An increasingly suburban country wants to get to work, deal with the cost and accessibility of energy, and make sure that the crime of the cities does not establish a toehold in their communities. Democrats just passed the largest spending bill in American history, but these needs were not addressed in any meaningful way. And in 4 or 8 years, with little to show from the Stimulus, suburban voters will still be sitting in traffic wondering how their government failed them again.
There is a deal to be had here – one good for Republicans and good for the country – if only Republicans will take it. Suburban working class and college educated voters do not have a dog in the appropriations warfare of a dug-in federal bureaucracy and its interest-group clients. They might not even be fully committed to the current entitlement state. But they do want to get home from work at a decent hour so they can watch their kids grow up.

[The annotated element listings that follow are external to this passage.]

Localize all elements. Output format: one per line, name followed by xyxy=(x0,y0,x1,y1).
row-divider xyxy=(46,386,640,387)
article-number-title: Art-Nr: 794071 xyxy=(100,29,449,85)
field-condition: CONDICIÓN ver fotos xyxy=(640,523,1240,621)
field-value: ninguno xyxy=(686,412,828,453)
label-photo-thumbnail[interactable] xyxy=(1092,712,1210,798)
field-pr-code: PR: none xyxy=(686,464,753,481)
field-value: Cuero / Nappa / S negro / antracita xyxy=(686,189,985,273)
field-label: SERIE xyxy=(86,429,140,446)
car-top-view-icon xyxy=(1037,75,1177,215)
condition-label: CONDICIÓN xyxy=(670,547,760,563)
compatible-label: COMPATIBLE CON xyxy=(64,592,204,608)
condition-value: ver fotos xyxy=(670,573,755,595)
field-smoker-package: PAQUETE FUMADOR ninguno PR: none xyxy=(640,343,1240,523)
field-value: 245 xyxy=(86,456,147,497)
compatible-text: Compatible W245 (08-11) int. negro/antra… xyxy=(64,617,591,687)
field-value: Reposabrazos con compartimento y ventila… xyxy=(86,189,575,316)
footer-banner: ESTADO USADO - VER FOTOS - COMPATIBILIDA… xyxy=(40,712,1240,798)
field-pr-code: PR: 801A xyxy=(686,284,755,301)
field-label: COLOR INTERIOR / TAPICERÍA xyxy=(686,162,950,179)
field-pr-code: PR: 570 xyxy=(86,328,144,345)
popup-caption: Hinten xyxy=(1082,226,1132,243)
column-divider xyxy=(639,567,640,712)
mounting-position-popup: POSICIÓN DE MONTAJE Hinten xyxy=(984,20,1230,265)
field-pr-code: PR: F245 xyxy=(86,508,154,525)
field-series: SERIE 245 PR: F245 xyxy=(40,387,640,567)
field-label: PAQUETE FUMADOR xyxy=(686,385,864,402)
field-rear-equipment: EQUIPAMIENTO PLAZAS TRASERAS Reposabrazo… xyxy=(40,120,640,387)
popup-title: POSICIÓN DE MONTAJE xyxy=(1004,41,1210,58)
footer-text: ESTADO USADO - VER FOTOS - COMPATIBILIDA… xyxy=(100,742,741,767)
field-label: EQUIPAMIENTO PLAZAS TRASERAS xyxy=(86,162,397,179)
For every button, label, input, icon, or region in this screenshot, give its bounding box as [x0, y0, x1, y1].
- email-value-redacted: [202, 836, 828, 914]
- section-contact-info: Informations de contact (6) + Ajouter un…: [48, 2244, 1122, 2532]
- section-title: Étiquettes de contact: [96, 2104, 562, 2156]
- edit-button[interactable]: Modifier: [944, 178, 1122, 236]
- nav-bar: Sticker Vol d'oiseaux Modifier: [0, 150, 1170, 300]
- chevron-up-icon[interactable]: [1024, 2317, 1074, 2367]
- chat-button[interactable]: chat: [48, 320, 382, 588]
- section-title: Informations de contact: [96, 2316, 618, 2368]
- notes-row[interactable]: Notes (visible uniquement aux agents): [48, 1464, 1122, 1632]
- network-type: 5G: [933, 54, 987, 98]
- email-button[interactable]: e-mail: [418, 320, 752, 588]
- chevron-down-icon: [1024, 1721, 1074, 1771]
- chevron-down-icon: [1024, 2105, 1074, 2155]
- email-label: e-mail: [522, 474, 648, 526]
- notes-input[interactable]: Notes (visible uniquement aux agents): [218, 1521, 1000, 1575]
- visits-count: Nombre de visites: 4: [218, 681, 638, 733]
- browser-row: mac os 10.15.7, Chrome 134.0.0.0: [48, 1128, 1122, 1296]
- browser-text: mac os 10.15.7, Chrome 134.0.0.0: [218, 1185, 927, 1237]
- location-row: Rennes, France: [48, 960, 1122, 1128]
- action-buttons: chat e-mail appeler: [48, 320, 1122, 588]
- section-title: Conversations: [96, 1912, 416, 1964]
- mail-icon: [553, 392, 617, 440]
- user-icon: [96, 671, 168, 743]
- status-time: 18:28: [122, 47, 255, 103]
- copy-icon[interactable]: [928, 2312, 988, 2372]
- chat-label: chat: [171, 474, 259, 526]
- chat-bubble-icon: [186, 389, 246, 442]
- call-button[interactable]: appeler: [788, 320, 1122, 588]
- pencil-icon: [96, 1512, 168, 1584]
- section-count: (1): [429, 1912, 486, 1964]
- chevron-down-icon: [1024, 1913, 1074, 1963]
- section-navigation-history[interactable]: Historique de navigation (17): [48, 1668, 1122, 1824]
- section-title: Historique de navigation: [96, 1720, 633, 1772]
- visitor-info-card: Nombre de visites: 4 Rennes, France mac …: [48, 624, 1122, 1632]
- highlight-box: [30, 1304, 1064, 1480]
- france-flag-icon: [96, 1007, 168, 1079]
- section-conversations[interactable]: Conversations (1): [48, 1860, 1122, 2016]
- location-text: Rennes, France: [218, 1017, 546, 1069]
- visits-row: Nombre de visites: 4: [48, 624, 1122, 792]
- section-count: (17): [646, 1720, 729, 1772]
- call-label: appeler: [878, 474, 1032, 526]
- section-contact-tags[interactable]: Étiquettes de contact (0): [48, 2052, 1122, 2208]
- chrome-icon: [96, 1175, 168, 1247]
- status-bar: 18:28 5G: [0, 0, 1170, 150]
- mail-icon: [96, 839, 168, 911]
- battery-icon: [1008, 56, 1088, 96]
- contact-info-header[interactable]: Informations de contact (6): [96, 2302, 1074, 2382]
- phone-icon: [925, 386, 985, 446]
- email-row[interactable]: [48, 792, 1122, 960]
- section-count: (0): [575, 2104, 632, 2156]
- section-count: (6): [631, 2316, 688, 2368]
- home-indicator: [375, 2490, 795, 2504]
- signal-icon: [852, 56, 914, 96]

The deal for Republicans is to trade rifleshot pork – the infrastructure projects that will promote these suburban aspirations – for reductions in the ongoing obligations of the federal government. This deal would help Republicans to develop a geographically broad coalition without threatening their conservative principles. Conservatives should recognize that entitlements and never-diminished authorizations are the true threat to the nation’s fisc and soul. To undermine the ongoing obligations to this interest-group state, Republicans could instead use federal dollars to promote the general welfare by facilitating interstate commerce, expanding social mobility, and benefiting the suburban working and middle class.
Republicans have rightly rejected the spending patterns of Democrats that were unleashed in the Stimulus. But if they learn to selectively promote the projects they now derisively label as pork – the infrastructure necessary for middle class prosperity and happiness – they can drive a wedge into a currently triumphant liberal coalition and begin the long process of conservative recovery.